Les dunes nous offrent le réconfort de leurs poussières d'or et de lumière.

Ce soir, nous sommes dans la famille de Lella, heureux et fier de me présenter les siens, qu'il retrouve au gré de ses déplacements. Ses deux sœurs sont belles, élancées, pleines de grâce et de douceur. Les enfants courent et viennent à ma rencontre. Sa mère, sans âge, toute de noir vêtue, prépare le repas. Nous bavardons, nous rions. Je suis des leurs.
Grand vide en moi. Sable éteint. Mes yeux capturent les étoiles.
Je sais la fin du voyage.

A l'orée du jour, nos pas foulent de nouveau les pierres. J'accorde mes pas à ceux des chameliers, vers une autre vie. Mon dernier jour.
L'aurore est intacte. J'ai changé.

Une dernière fois, mes amis chantent le désert.
Leur empreinte est en moi. Ils sont diamant car ils portent l'éclat de la vraie vie en eux. Ils sont richesse car ils aiment simplement, donnent simplement, parce qu'ils sont paix.
Je quitte mon habit d'amour et de passion. Le chèche est devenu vent.
J'ai le goût du sable sur les lèvres.
Sourire pour nous réconforter.
Ils me savent nomade. Ils me savent désert.
Vie poésie. Ma vie rime avec le sable.

Je quitte le désert; je quitte mes amis. Je suis leur amie. Ils existent en moi, profondément. Ils continueront à me faire vivre dans chaque goutte de silence, dans chaque nuit étoilée.
Je découvre le besoin et le manque de mes amis pour communiquer avec ma vie.
Nos yeux sont la promesse de retrouvailles où nos pas nous entraîneront encore plus loin. Le temps n'existe pas dans le désert; je reviens déjà.
Les yeux volent les dernières dunes, les dernières pierres. Je suis solitude.

… Chinguetti …
Dans l'embrasure de la porte, djellaba bleue et chèche noir.
Leur regard en moi.
Ils ne sont plus.
Je suis silence, nourrie seulement de désert.
Regard en arrière; c'est mon seul passé.
Je me suis perdue dans le grand vent du désert.
Le désert pour me dessiner et m'inventer.
Le désert pour me chanter et m'aimer.
Le désert pour entendre mon silence.

L'auberge est calme; je suis la seule cliente. Je reste sur la terrasse à entendre les murmures de Chinguetti, à me perdre dans les souvenirs.
Nuit sans sommeil à l'écoute du désert qui se perd loin de moi. Les braises ont déserté la nuit; les étoiles sont mortes. Mes pensées sont nouées dans la mémoire du vent.
Je suis ailleurs, dans la galaxie des étoiles, dans la mouvance des dunes, dans l'errance du nomade.
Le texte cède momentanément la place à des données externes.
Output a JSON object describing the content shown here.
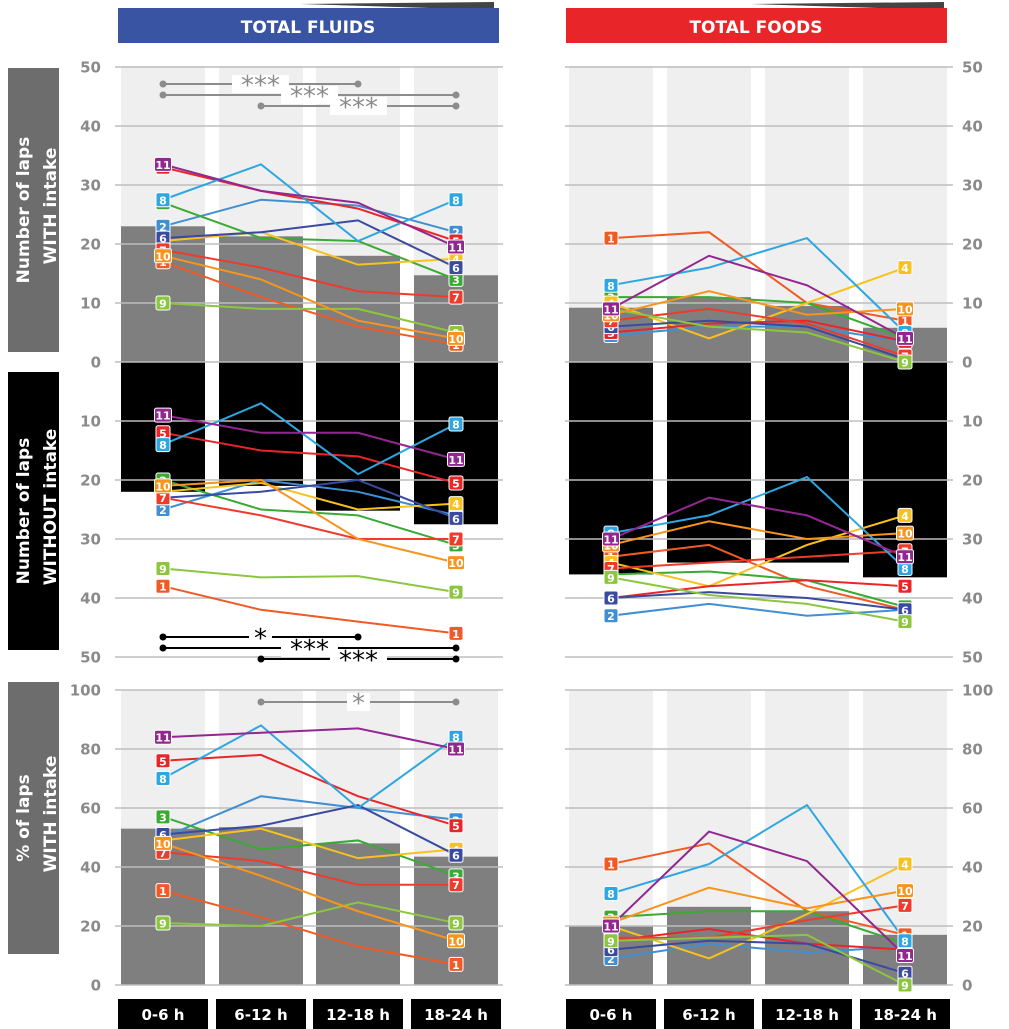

… Aéroport … chaleur … foule …

Je suis de retour …
Les autres me diront si mon âme a changé.
Je leur dirai la solitude intérieure, le feu des yeux qui brûle pour le néant, le chant du corps quand il fait l'amour avec l'immensité.
Je leur dirai l'infini des dunes et leur sensualité, la douce caresse du vent sur la peau, la voix qui murmure la prière.
Je leur dirai les légendes et les mirages du sable, le regard du nomade et son langage du cœur.
Mes yeux parleront; ils sauront.
Je suis rentrée dans le monde. Il n'y a rien à la mesure de ma démesure.
J'ai froid.
J'erre dans la nuit étoilée.

lundi 1 juin 2009


Le désert m'engloutit. Plus de repères, si ce n'est la ronde du soleil.
Je ne sais plus le temps, le jour. Je sais le silence et le vide des pensées.
Je divague sur le murmure du vent.
Je suis morte, ensevelie de sable, écrasée de soleil et de solitude. Mes yeux veulent capter ce qui reste de ma vie d'avant … C'était quand ? Où ? La passion du désert m'étouffe mais je m'y noie jour après jour, pas après pas.
Je ne sais plus dire. Le langage du désert est seulement en moi.
Liberté et rien : je sais ces deux mots dans le grand vent du néant.
Je veux dire l'appel du désert. Mots … prison. Désert-prison.
Au creux de mon cœur, désert.
Bras de l'immensité pour me déserter.

Combien de temps pour oublier la force et la démesure du désert ?
Je veux rester, âme nomade, libre, sauvage.
J'entends le monde, la prière du nomade, sa prière.
Qu'importe la peau craquelée de trop de vent, le visage bouffi de trop de soleil, les pieds lourds du sable transporté; qu'importe mon corps; il vit, il respire.
Immensité éclatée.

Autour du feu, nous parlons doucement de l'amitié, de nos vies. Nous n'avons pas sommeil. Le vent souffle fort.
Nasser, bonnet de laine sur la tête qui le fait ressembler au « diable » du désert, nous offre sa prestation de musicien improvisé et de chanteur. Lella se prend au jeu et comme des gamins, ils animent une soirée kermesse offerte en mon honneur ! Fou-rire à l'écoute de leurs imitations et de leurs pitreries. Nous sommes redevenus des enfants qui nous amusons au milieu de la nuit.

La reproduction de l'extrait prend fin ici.